After carefully analyzing the recent moves over and key interviews over the past 48 hours, it's become clear that the Trump camp's tariff announcements are based on a deliberate, multi-layered strategy. Here’s what’s happening—and why I think the markets may be overreacting.

The Endgame: A 10% Universal Tariff

At the heart of Trump’s strategy is a 10% baseline tariff on all imports to the United States, withno exceptions. This isn’t meant as a punishment—it’s a structural shift. The goal is to protect U.S. labor, bring manufacturing back home, and rebalance America’s trade relationships.

Whether you agree with this philosophy or not, it’s essential to understand that this 10% tariff is the only part of the plan intended to remain in place long-term.

The Layers of the Strategy: Beyond the Baseline

On top of the 10% base tariff, there are two additional layers:

1) Targeted Penalties—These are issue-specific tariffs meant to force change. An example is a 20% tariff on Chinese goods tied to fentanyl ingredient production, which Trump’s team claims China is subsidizing.

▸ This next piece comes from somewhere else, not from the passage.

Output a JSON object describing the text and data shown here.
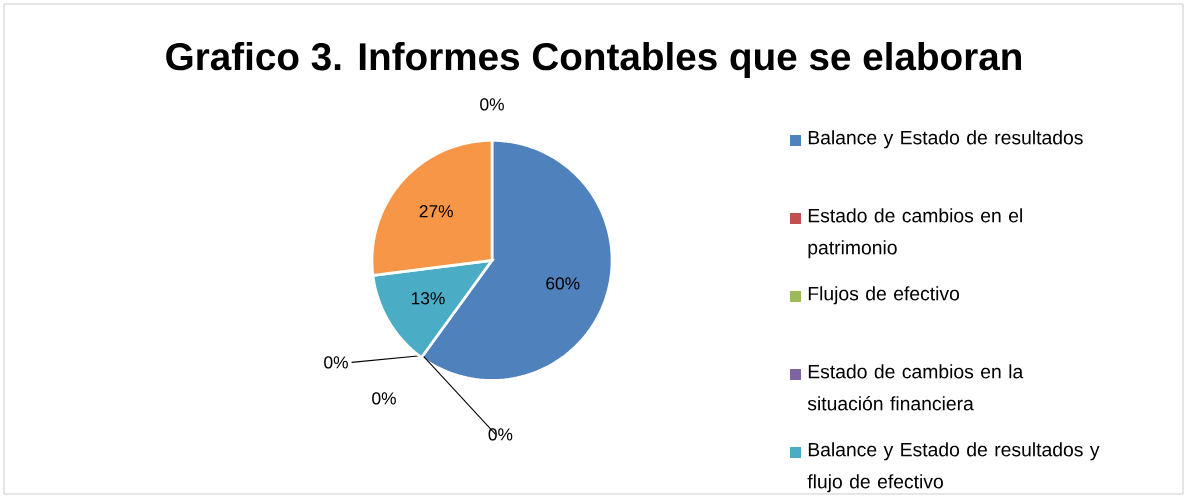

2) Negotiation Leverage – Larger tariffs (like the 34% added to China or 24% to the EU) are meant to apply pressure. According to Commerce Secretary Howard Lutnick, these arenot permanent, but tactical tools designed to push for fairer trade practices.

The Real Monster: Non-Tariff Trade Barriers

The actual imbalance isn't just in tariffs. Many countries use non-tariff trade barriers—like VAT schemes and direct subsidies—to tilt the playing field. Though not labeled as tariffs, these practices create massive disadvantages for U.S. producers.

For example, some EU countries collect VAT from American exporters and directly funnel that revenue to their industries, subsidizing competition. Other countries ban U.S. agricultural imports outright. Trump’s administration is aiming to expose and dismantle these hidden barriers.

China, Fentanyl, and the 54% Tariff

Perhaps the most aggressive move is toward China. The total 54% tariff includes:

    • A 20% fentanyl-related penalty
    • A 34% additional penalty tied to broader trade imbalances

The point isn’t to make these tariffs permanent but to force action. Trump wants China to stop subsidizing fentanyl production, which is fueling a deadly crisis in the U.S. One phone call could end the 20% tariff overnight.

Negotiation Is Already Happening

Behind the scenes, trade officials from the U.S. and its major partners are already negotiating. These conversations have been underway for months, and countries know what’s expected of them—this isn’t a surprise. What we’re seeing now is posturing, pressure, and positioning.

Trump’s intent is clear: use economic leverage to force fairer trade and scale back punitive tariffs once countries come to the table.

Why the Market May Be Overreacting

Markets hate uncertainty. However, if we view these tariffs through the lens of negotiation rather than policy finality, the sell-off begins to look premature. There’s a playbook here, and it’s unfolding in real time.

The market turmoil may subside once it becomes clear that these high tariffs are tools, not the new norm. The only lasting change could be the 10% baseline tariff—a policy shift with clear strategic intent.

Final Thoughts

There’s no doubt we’re in a complex and politically charged environment. However, understanding the underlying strategy can help us cut through the noise. Trump isn’t aiming to burn bridges but to renegotiate the tolls.

Investors, stay calm. This could very well be the setup for a dramatic, but temporary, market shakeup—with clarity and opportunity on the other side.